A judge at the Vatican has ordered the pope's butler and a fellow lay employee to stand trial over leaks from Pope Benedict XVI's private apartment. The indictment accuses the butler Paolo Gabriele, who was arrested in May, of grand theft.Now, those of you who attend the whack churches might wonder why the judge on the case is a "vatican" judge and not a Roman judge, since the vatican is in Rome and all, so allow us, as lousy cath...um laughable...no...lapsed...yeah, lapsed catholics to explain, seeing as we still have our Lives of the Saints, the novena edition and Latin to English dictionary and all. See the catholic church is the only church in whenever, or wherever to own its own country. Right there in the middle of Rome, the capitol of the independent country of Italy is this little sovereign nation called the vatican and you know that has to frost Pat Robinson's gonads every time he thinks about it. We can almost hear him now, "That fat old Nazi has his own country with an army and everything, and all I have is this stupid TV show."
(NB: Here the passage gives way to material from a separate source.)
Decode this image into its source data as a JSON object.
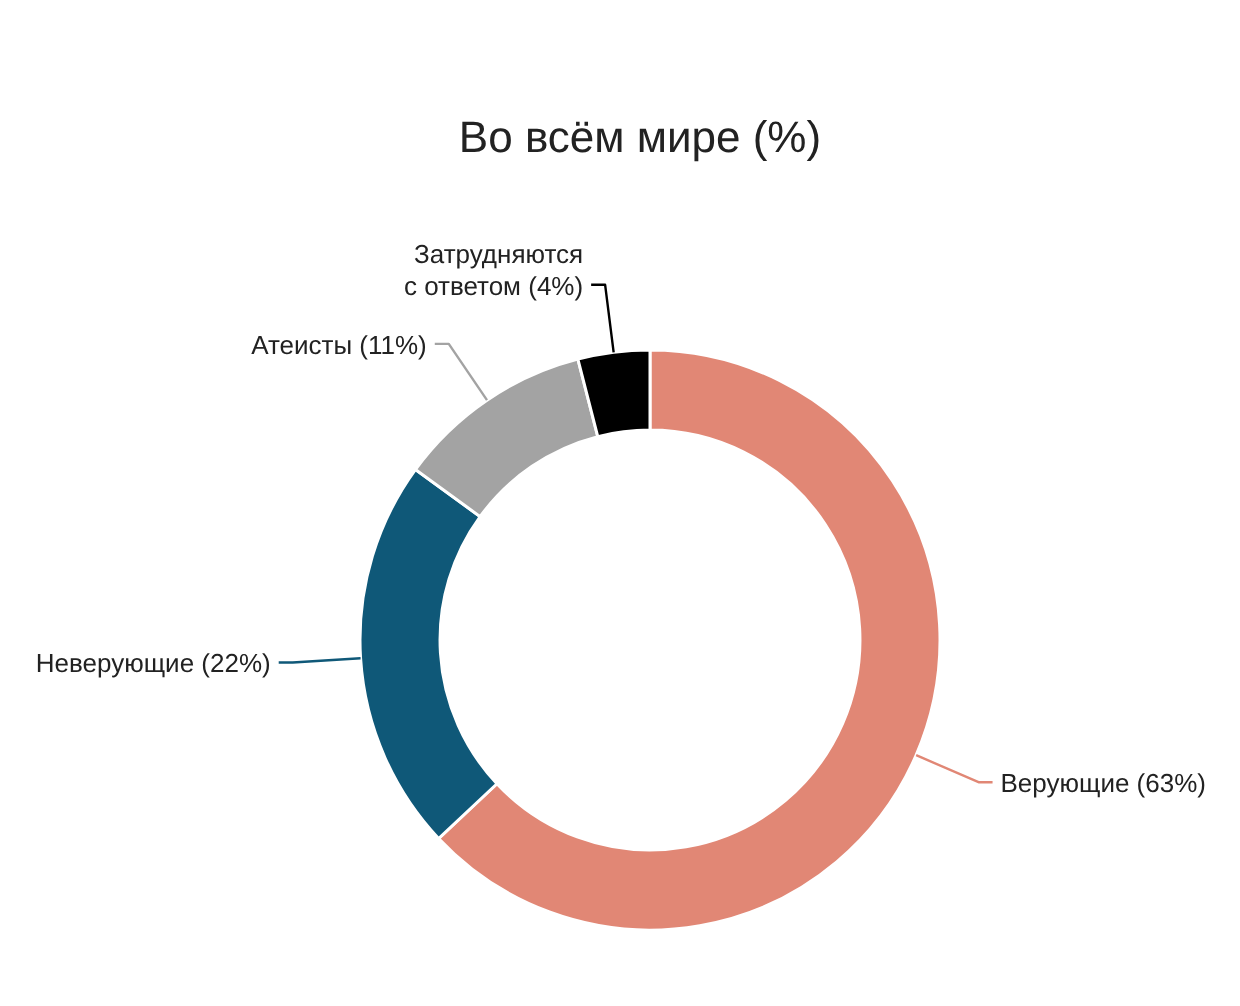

Cheer up Pat. At least you don't have to walk around wearing the drapes and sporting a chapeau that looks like it was designed by the Insane Clown Posse. Not to mention always smelling like you just walked out of a sixties head shop.
Where were we? Oh yeah, squealers.
While the Vatican had insisted Gabriele was the only person under investigation, the indictment also charges Claudio Sciarpelletti, a layman in the secretary of state's office, with aiding and abetting Gabriele."Aiding and abetting." That's some serious Law and Order SVU talk right there, but we're a little confused. If papa Ratzi says the hired man is supposed to take the fall, where'd this other guy come from? It's almost as if the dexteram doesn't know what the sinistram is up to.
The scandal has embarrassed the Vatican as it has exposed the infighting at high church levels, primarily among Italian prelates.Ah, infighting. Gotcha. We're still a smidge unclear though. What exactly is it you guys are infighting over? We mean, it's not like your going to get the Board of Directors to vote the pope out and take the church public on the New York Stock Exchange or anything, so what is it, the keys to the sacristy wine locker?
There had been widespread speculation about the possibility of a mole in the secretary of state's office since some of the leaked documents seemed to cast doubt over Cardinal Tarcisio Bertone's ability as the Vatican's No 2.Oh, we get it. You're saying the popester is like untouchable and whatnot, being god's primo dude here on planet earth, but number 2? Well, Jesus never said anything about that. Besides, Brother Ratzi isn't going to be around forever you know. This is sort of like King Lear, except with perverts.